Udowadnia Boga jako litościwego, miłosiernego i tolerancyjnego, a źródłem wszelkiego zła jest tylko człowiek. Te cenne refleksje dają czytelnikowi wiele do myślenia, ponieważ pozwalają mieć nadzieję na łaskę.
Oprócz rozważań nad boską egzystencją znajdujemy w "Niewyjaśnionych tajemnicach" różne oblicza miłości objawiającej się w nieustającym pragnieniu posiadania potomstwa. Jest to więc miłość zarówno matczyna, jak i zwykła, czysto fizyczna prowadząca do bliskości, a przez innych pojmowana jako grzeszna, ponieważ nie mieści się w biblijnym rozumieniu samego aktu. W tym miejscu należy podkreślić fakt, że na uwagę zasługują przepięknie rozpisane sceny kobiecej bliskości, która nie jest – jak w wielu współczesnych książkach – ani odrażająca, ani wulgarna, ani nawet nachalna.

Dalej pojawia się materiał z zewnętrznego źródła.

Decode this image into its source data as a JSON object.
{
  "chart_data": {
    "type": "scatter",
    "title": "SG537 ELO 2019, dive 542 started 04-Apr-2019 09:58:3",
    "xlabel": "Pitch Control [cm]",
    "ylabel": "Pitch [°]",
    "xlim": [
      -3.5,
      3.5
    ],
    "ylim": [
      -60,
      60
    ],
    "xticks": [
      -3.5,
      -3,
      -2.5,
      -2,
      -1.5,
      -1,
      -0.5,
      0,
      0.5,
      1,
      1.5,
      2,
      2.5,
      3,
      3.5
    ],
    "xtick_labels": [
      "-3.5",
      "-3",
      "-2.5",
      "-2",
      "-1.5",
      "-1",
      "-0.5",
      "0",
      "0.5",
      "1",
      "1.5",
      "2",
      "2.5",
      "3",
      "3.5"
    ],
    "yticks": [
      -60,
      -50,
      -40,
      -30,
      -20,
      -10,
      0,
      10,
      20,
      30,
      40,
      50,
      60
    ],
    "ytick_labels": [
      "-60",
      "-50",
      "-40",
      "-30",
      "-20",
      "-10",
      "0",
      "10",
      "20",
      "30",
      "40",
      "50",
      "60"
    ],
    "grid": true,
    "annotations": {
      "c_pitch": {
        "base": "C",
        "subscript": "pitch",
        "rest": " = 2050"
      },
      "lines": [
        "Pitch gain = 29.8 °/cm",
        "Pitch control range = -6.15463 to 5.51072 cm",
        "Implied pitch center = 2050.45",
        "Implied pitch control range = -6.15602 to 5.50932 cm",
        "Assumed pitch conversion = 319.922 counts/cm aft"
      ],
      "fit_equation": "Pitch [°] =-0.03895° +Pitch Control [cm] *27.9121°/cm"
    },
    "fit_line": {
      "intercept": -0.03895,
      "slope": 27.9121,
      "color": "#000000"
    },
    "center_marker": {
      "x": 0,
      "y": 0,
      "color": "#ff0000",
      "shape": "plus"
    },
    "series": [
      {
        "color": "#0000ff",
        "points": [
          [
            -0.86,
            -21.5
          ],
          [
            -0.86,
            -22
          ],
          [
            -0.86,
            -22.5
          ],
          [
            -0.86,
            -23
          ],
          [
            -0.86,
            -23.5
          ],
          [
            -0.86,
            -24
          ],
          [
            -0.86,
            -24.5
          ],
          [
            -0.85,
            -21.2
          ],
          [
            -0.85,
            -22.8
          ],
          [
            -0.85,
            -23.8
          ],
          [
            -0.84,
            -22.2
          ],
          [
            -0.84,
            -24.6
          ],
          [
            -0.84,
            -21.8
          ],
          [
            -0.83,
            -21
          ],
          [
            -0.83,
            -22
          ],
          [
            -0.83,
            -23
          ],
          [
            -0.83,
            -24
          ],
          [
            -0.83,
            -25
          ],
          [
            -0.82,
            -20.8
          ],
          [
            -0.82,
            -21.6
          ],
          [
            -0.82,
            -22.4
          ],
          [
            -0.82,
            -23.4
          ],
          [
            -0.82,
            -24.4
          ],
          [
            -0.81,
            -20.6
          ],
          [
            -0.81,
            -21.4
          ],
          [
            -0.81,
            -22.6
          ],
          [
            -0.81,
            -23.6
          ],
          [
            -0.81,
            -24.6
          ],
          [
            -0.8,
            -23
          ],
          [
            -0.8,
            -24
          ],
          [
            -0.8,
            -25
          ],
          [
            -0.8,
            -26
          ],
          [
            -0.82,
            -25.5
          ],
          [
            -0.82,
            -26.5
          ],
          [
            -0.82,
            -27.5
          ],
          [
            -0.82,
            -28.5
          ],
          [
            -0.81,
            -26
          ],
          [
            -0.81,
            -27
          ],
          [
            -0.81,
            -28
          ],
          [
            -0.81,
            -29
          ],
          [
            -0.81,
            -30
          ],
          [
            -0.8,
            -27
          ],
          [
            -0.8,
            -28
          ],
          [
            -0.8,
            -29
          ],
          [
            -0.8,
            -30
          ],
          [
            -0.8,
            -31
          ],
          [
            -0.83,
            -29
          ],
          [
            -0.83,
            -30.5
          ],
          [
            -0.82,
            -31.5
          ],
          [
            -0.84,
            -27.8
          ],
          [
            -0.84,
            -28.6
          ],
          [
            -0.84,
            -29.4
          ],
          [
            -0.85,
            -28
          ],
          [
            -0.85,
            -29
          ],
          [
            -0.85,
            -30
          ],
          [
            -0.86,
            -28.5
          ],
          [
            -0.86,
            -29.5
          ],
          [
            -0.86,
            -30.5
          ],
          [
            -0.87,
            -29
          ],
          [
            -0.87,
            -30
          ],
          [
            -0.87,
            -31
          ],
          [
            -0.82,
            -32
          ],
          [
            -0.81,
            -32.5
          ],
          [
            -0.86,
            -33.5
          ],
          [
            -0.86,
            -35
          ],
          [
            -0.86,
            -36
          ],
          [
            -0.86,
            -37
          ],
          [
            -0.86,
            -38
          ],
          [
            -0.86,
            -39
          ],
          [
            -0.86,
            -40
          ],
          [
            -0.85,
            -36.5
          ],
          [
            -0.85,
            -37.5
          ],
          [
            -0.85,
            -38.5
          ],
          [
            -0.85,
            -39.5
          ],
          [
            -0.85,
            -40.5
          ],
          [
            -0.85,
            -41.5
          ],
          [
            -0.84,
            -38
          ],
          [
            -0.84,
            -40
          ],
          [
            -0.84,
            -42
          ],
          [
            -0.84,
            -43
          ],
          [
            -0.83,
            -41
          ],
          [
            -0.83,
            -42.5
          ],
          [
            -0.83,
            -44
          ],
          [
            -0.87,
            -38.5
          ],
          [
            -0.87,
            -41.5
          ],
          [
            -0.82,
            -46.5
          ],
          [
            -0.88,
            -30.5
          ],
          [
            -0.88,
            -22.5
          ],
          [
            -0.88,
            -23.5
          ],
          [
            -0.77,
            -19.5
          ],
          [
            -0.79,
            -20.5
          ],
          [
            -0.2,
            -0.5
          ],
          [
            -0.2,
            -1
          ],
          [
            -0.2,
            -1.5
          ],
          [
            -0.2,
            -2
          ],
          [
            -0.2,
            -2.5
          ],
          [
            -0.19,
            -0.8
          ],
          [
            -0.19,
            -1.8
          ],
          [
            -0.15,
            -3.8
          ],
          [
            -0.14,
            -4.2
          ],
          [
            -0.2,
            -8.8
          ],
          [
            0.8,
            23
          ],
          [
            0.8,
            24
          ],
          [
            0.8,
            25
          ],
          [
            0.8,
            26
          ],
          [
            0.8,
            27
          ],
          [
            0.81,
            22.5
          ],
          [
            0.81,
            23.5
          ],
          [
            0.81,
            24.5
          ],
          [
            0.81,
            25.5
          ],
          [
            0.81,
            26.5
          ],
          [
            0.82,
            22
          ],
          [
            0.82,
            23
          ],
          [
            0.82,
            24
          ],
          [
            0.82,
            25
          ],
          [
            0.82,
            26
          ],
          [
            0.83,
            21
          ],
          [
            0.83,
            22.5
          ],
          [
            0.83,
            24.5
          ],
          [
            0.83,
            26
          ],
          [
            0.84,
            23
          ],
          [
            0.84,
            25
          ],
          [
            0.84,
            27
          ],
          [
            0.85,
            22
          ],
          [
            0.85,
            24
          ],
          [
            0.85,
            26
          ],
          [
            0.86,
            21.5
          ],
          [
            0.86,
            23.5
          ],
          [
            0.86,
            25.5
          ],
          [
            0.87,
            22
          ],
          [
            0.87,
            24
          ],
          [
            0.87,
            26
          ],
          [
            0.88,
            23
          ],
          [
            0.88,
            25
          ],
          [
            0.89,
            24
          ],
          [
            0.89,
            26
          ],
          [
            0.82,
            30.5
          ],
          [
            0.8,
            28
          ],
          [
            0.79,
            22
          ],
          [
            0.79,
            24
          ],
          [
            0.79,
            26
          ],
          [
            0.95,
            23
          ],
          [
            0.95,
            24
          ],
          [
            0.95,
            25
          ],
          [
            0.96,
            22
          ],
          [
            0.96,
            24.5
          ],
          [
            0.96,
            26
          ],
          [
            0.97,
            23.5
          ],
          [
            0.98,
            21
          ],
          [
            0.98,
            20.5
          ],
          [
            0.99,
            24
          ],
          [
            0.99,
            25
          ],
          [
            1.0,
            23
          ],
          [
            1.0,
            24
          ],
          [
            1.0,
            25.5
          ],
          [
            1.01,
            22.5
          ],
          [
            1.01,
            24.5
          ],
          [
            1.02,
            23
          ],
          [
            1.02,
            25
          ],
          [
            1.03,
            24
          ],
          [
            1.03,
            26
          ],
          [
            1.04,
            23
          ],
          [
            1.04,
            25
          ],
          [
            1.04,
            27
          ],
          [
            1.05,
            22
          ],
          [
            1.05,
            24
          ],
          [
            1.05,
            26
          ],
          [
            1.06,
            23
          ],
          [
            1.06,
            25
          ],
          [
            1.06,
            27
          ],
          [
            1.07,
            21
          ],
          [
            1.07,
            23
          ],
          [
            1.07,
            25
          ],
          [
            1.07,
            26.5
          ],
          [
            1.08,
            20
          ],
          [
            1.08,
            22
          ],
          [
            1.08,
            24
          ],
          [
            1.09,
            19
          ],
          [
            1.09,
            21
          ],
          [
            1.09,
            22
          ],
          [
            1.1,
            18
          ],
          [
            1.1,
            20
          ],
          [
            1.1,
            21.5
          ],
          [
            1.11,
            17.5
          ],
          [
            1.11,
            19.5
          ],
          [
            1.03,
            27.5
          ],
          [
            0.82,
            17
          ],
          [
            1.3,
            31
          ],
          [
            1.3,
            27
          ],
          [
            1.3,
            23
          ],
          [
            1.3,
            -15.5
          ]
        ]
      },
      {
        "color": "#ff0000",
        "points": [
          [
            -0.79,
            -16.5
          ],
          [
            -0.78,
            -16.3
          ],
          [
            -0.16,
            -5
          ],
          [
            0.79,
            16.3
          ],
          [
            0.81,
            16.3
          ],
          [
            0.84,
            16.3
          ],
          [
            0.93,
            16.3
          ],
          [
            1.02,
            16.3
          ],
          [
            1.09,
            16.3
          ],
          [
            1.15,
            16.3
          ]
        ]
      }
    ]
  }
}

"Niewyjaśnione tajemnice" to emocje, niespełnione pragnienia, potrzeba bycia człowiekiem. Uwspółcześnione problemy wcale nie zniknęły, one nadal trwają i trwać będą. Ludzie bowiem pozostają głusi na krzywdę ludzką czy tolerancję, a swoje zachowanie tłumaczą religijnością. Chętnie za to oceniają, wymierzają karę czy piętnują. Drażni ich wszystko, co nie wpisuje się w schemat myślowy. Mają własną definicję miłości, wiary oraz życia. Kto się wyłamie, natychmiast zostaje wykluczony.
Język powieści bynajmniej nie jest słodkobudyniowy. Autor potrafi dosadnie sprzeciwić się złu, wszelkiej nieprawości czy piętnować zachowanie w sposób dla siebie właściwy, a jednocześnie nie obraża czytelnika. Powieść zaskakuje szczególnie swym zakończeniem, daje do myślenia. Natomiast bohaterowie są prawdziwi, autentyczni w przeżywaniu swoich emocji. Nakazują nam żyć i niczego nie żałować, ponieważ kiedyś i tak każdy z nas umrze. To jedyna niepodważalna prawda.